- Born: May 27, 1956
- Occupations: Chairman and executive director
- Employer(s): Cathay Pacific Swire Pacific
- Awards: CBE

= Christopher Dale Pratt =

Businessman

Christopher Dale Pratt (白紀圖; born May 27, 1956), CBE, was the chairman and executive director of Cathay Pacific Airways Limited and Swire Pacific Limited.

== Background ==
Christopher Dale Pratt joined the John Swire & Sons Limited in 1978 and had worked with the group in Hong Kong, as well as Australia and Papua New Guinea. He was the chairman and executive director of Cathay Pacific and Swire Pacific, and had held the position from 1 February 2006; following the sudden resignation of David Turnbull, less than a year after he succeeded James W. J. Hughes-Hallett. Pratt was also the chairman of Hong Kong Aircraft Engineering Company Limited (HAECO), John Swire & Sons (H.K.) Limited, Swire Beverages Limited and Swire Properties Limited, and a director of Air China Limited and The Hongkong and Shanghai Banking Corporation Limited. Pratt retired from the Swire group in March 2014.

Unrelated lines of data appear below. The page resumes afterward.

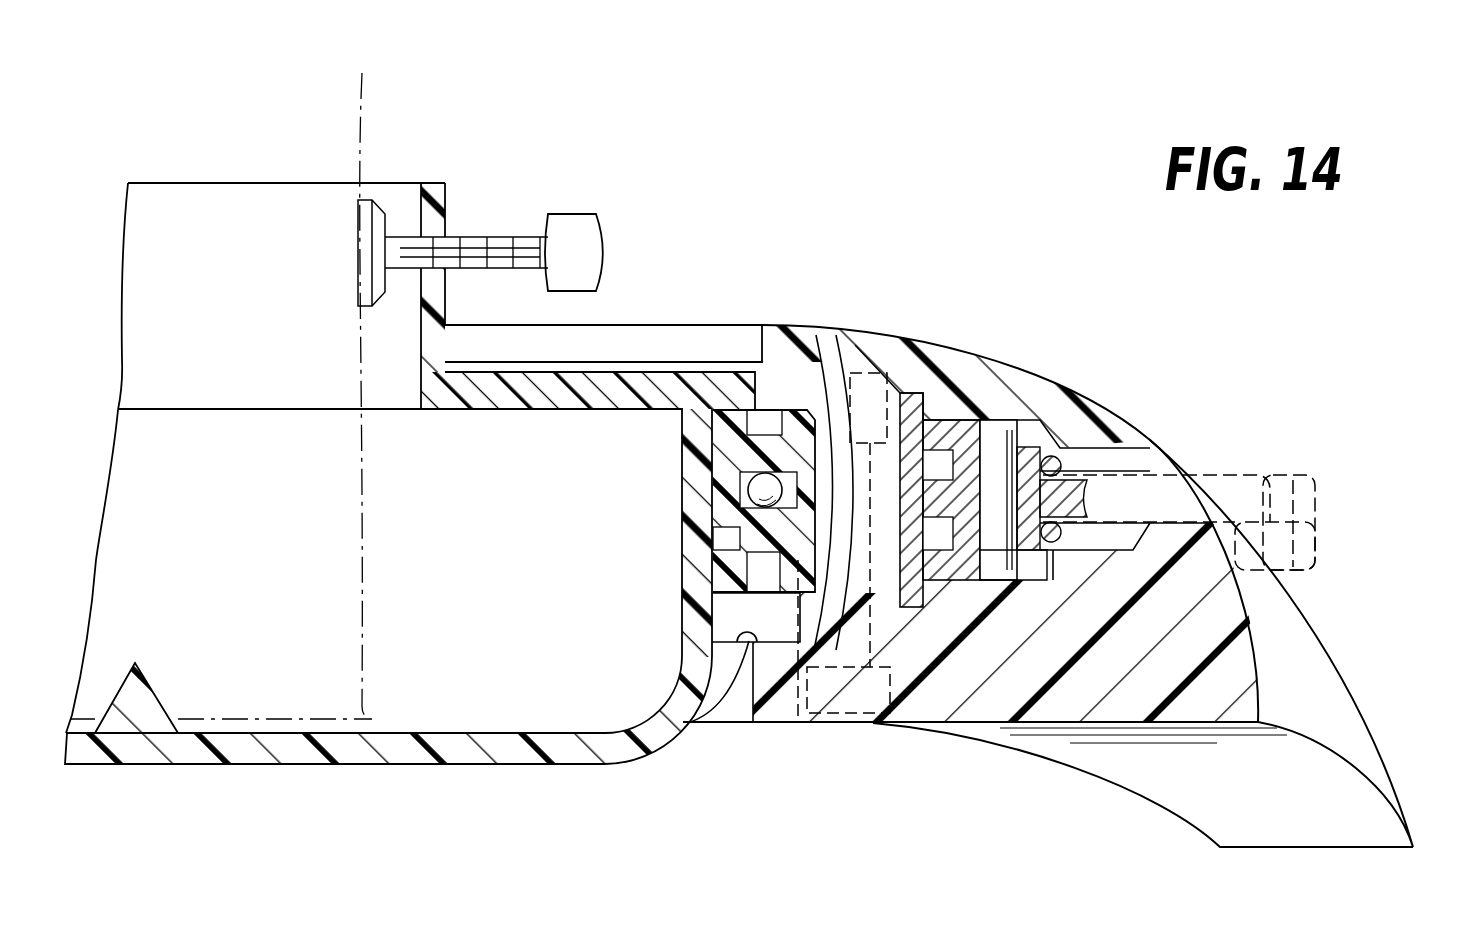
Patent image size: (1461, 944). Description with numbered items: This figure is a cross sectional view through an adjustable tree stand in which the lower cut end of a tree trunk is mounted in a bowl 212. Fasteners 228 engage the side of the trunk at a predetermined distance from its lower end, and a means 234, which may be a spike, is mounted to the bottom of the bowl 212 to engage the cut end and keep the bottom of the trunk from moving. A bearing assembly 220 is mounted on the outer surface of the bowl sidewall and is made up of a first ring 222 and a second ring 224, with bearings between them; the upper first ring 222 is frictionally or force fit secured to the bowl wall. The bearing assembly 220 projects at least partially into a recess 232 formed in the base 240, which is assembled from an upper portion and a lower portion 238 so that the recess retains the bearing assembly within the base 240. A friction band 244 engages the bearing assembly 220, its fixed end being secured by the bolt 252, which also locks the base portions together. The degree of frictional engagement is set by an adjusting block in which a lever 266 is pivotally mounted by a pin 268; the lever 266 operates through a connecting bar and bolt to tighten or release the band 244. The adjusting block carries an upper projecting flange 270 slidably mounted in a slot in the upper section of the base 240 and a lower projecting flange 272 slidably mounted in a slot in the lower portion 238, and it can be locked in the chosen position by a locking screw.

The bowl 212 is at (510, 768).
The bearing assembly 220 is at (788, 408).
The first ring 222 is at (812, 405).
The second ring 224 is at (747, 647).
The fasteners 228 is at (606, 222).
The recess 232 is at (728, 683).
The means for engaging the cut end of the tree trunk 234 is at (157, 702).
The lower portion of base 238 is at (1355, 680).
The base 240 is at (1128, 426).
The friction band 244 is at (838, 363).
The bolt 252 is at (855, 722).
The lever 266 is at (1278, 473).
The pin 268 is at (1005, 430).
The upper projecting flange 270 is at (912, 398).
The lower projecting flange 272 is at (925, 598).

Pratt served as the executive director of the Swire Pacific's Trading and Industrial Division between 2000 and 2005. In addition, he served as a director of Steamships Trading Company Limited from 1995 and became the chairman in 2000, and continued to serve until his retirement from the company on 27 February 2006.

=== Education ===
Pratt has an honours degree in modern history from the University of Oxford.

=== Awards and honours ===
Pratt is awarded the Commander of the Order of the British Empire (CBE) (Civil Division) in the 2000 New Year Honours for his services to the community in Papua New Guinea.